The Boarding Schools Association (BSA) have, in an open letter to Immigration Minister Mark Harper, requested that foreign pupils boarding in the UK should not be included in net immigration figures.
The BSA claim that including these pupils in the figures could drive foreign students away by sending the message that they are ‘not wanted’.
The BSA represents 462 boarding schools, with about 73,000 pupils in both state and private sectors. According to their figures, overseas students brought in £510 million in school fees last year alone.
Mr Newton, a member of the BSA's national executive committee, said that branding these pupils immigrants would “damage valuable schools for whom international students are commercially vital, and to do serious harm to the British economy when it is already fragile."

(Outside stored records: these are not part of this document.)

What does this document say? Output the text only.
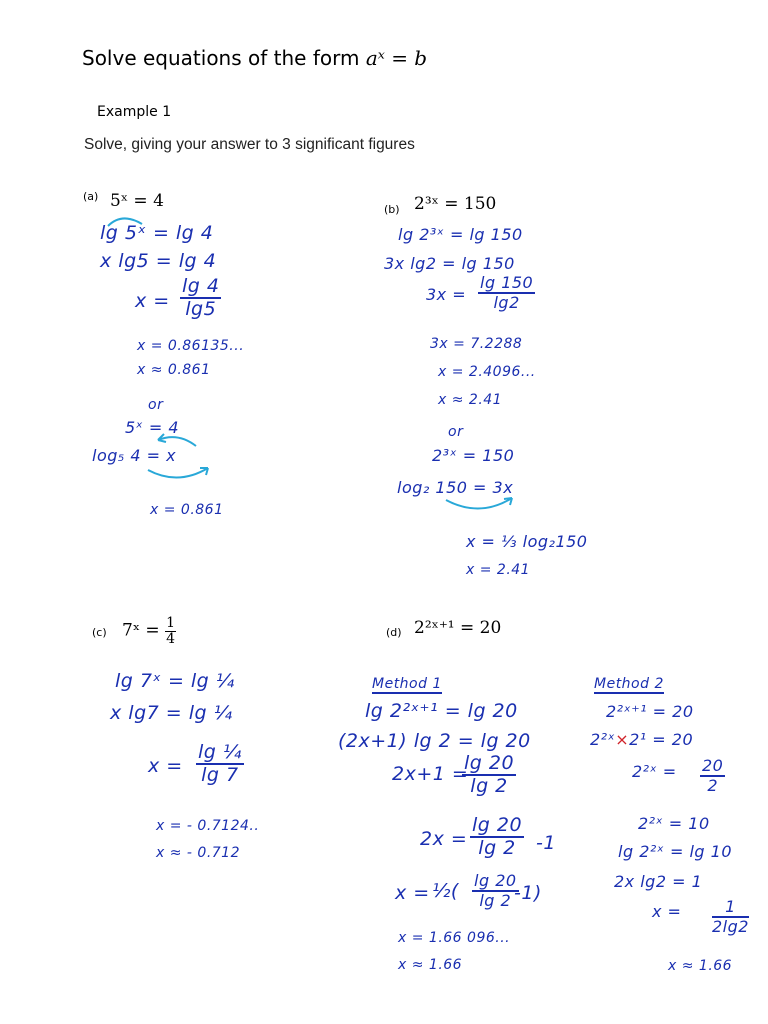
Solve equations of the form aˣ = b
Example 1
Solve, giving your answer to 3 significant figures
(a) 5ˣ = 4
lg 5ˣ = lg 4
x lg5 = lg 4
$x = \frac{\lg 4}{\lg 5}$
x = 0.86135...
x ≈ 0.861
or
5ˣ = 4
log₅ 4 = x
x = 0.861
(b) 2³ˣ = 150
lg 2³ˣ = lg 150
3x lg2 = lg 150
$3x = \frac{\lg 150}{\lg 2}$
3x = 7.2288
x = 2.4096...
x ≈ 2.41
or
2³ˣ = 150
log₂ 150 = 3x
x = ⅓ log₂150
x = 2.41
(c) 7ˣ = $\frac{1}{4}$
lg 7ˣ = lg ¼
x lg7 = lg ¼
$x = \frac{\text{lg ¼}}{\lg 7}$
x = - 0.7124..
x ≈ - 0.712
(d) 2²ˣ⁺¹ = 20
Method 1
lg 2²ˣ⁺¹ = lg 20
(2x+1) lg 2 = lg 20
2x+1 =
$\frac{\lg 20}{\lg 2}$
$2x = \frac{\lg 20}{\lg 2} -1$
x = ½( $\frac{\lg 20}{\lg 2}$
-1)
x = 1.66 096...
x ≈ 1.66
Method 2
2²ˣ⁺¹ = 20
2²ˣ×2¹ = 20
2²ˣ = $\frac{20}{2}$
2²ˣ = 10
lg 2²ˣ = lg 10
2x lg2 = 1
$x = \frac{1}{2\lg 2}$
x ≈ 1.66
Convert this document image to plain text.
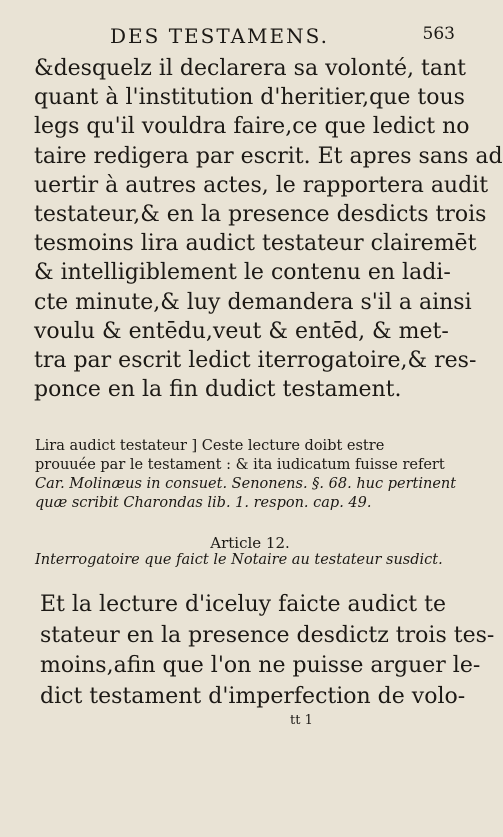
DES TESTAMENS.	563
&desquelz il declarera sa volonté, tant
quant à l'institution d'heritier,que tous
legs qu'il vouldra faire,ce que ledict no
taire redigera par escrit. Et apres sans ad
uertir à autres actes, le rapportera audit
testateur,& en la presence desdicts trois
tesmoins lira audict testateur clairemēt
& intelligiblement le contenu en ladi-
cte minute,& luy demandera s'il a ainsi
voulu & entēdu,veut & entēd, & met-
tra par escrit ledict iterrogatoire,& res-
ponce en la fin dudict testament.
Lira audict testateur ] Ceste lecture doibt estre
prouuée par le testament : & ita iudicatum fuisse refert
Car. Molinæus in consuet. Senonens. §. 68. huc pertinent
quæ scribit Charondas lib. 1. respon. cap. 49.
Article 12.
Interrogatoire que faict le Notaire au testateur susdict.
Et la lecture d'iceluy faicte audict te
stateur en la presence desdictz trois tes-
moins,afin que l'on ne puisse arguer le-
dict testament d'imperfection de volo-
tt 1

John Newton, of Taunton School, said that the pupils should be known as ‘temporary migrants’.
Two MPs' reports have already urged the government to reclassify international students to remove them from immigration figures.
The government has said it wants to develop a new system of student migration in and out of the UK, but the debate has so far focused on university or college students.
Earlier this month, London Metropolitan University began legal proceedings to challenge a ban by the UK Border Agency (UKBA) on its recruitment of overseas students.
The UKBA claimed the university was not making proper checks on the students. The move was part of a crack-down on alleged abuse of the student visa system. London Met was the first university to lose its right to sponsor students from outside of the European Union for their visas.
A spokesman for UKBA countered by saying that altering the internationally agreed definition of a migrant could undermine public confidence in their statistics.
However, The Boarding Schools Association letter assures the minister; stating, "Ours is a safe sector as compliant as UKBA could wish, and our incoming students are as safe a category of student as you could devise."